No Porto existem muitos torneios, maioritariamente para os mais jovens. “Há uma tentativa de atrair os jovens para o xadrez. Ainda assim, quando vemos as equipas nos campeonatos nacionais, quando o nível competitivo já é outro, a idade é maior”, explica Hugo. Pedro V. Silva confirma esta tendência, em que a média de idade de jogadores é “à volta dos 30 anos”. Na Invicta, os que mais se destacam são o Grupo de Xadrez do Porto e a Associação de Xadrez do Porto.

O professor da FCUP também é jogador a nível federado e ainda pratica xadrez, embora menos do que há alguns anos. “Pratiquei bastante até acabar a licenciatura, em 1987. (…) Neste anos fui campeão absoluto do Porto duas vezes e fiz parte da equipa do CDUP”. O docente considera que, hoje em dia, em Portugal, “o xadrez é uma atividade puramente profissional” e perdeu o estatuto amador que antes era praticado, sobretudo a nível universitário. “É impensável um clube como o CDUP competir hoje em dia a este nível [profissional]”, refere.

Como é confirmado por Hugo Soares, a maioria dos jogadores de xadrez são estudantes, ou da FEUP ou da FCUP. Ariana Pintor, 23 anos, está a estudar na FEUP, no programa doutoral em Engenharia do Ambiente. Começou a jogar xadrez aos cinco anos. “Foi o meu pai que me ensinou. (…) Aos 8 anos comecei a ter aulas numa escola, na Associação Cultural Os Gambozinos. Foi o meu primeiro clube e foi a partir daí que comecei a competir”, conta Ariana que, neste momento, pertence ao Grupo de Xadrez do Porto.

Valorização do xadrez

Jogadora, tanto a nível individual como coletivo, Ariana tem participado no Campeonato Nacional Feminino e em vários campeonatos internacionais representando Portugal, como a Olimpíada de Xadrez na Rússia.
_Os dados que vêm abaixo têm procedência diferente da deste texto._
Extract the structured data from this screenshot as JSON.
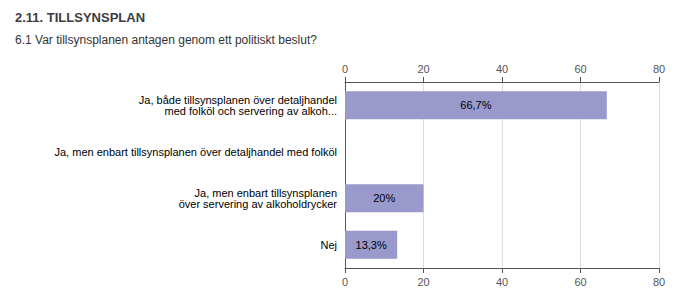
{
  "chart_data": {
    "type": "bar",
    "orientation": "horizontal",
    "title": "2.11. TILLSYNSPLAN",
    "subtitle": "6.1 Var tillsynsplanen antagen genom ett politiskt beslut?",
    "categories": [
      "Ja, både tillsynsplanen över detaljhandel\nmed folköl och servering av alkoh...",
      "Ja, men enbart tillsynsplanen över detaljhandel med folköl",
      "Ja, men enbart tillsynsplanen\növer servering av alkoholdrycker",
      "Nej"
    ],
    "values": [
      66.7,
      0.0,
      20.0,
      13.3
    ],
    "value_labels": [
      "66,7%",
      null,
      "20%",
      "13,3%"
    ],
    "data_labels": true,
    "color": "#9999cc",
    "xlim": [
      0,
      80
    ],
    "xticks": [
      0,
      20,
      40,
      60,
      80
    ],
    "grid": true
  }
}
Considera que o xadrez “não é uma prática valorizada no país, embora seja um jogo bastante reconhecido pela sociedade”.

No entanto, acrescenta que “todos beneficiaríamos se a sociedade não visse o xadrez como uma atividade para ‘bichos do mato’ ou génios, mas sim como é, ou seja, um jogo extremamente rico acessível a qualquer um, que pode enriquecer a vida de qualquer pessoa”. Hugo Soares partilha desta opinião, mas louva os esforços que têm sido feitos a nível escolar e universitário “para mudar a imagem do xadrez”, bem como a nível de alguns clubes nacionais.

Da mesmo opinião é Pedro V. Silva, que também considera que qualquer área do ensino beneficia do xadrez. “A componente de estratégia é útil para toda a gente”. A profissionalização não é algo que Hugo Soares preveja. “A nível profissional é difícil, porque o que costuma acontecer aos jogadores com maior capacidade é ter de ir jogar para Espanha, onde há prémios monetários”, explica. Em Portugal, viver só do xadrez “não é uma realidade.”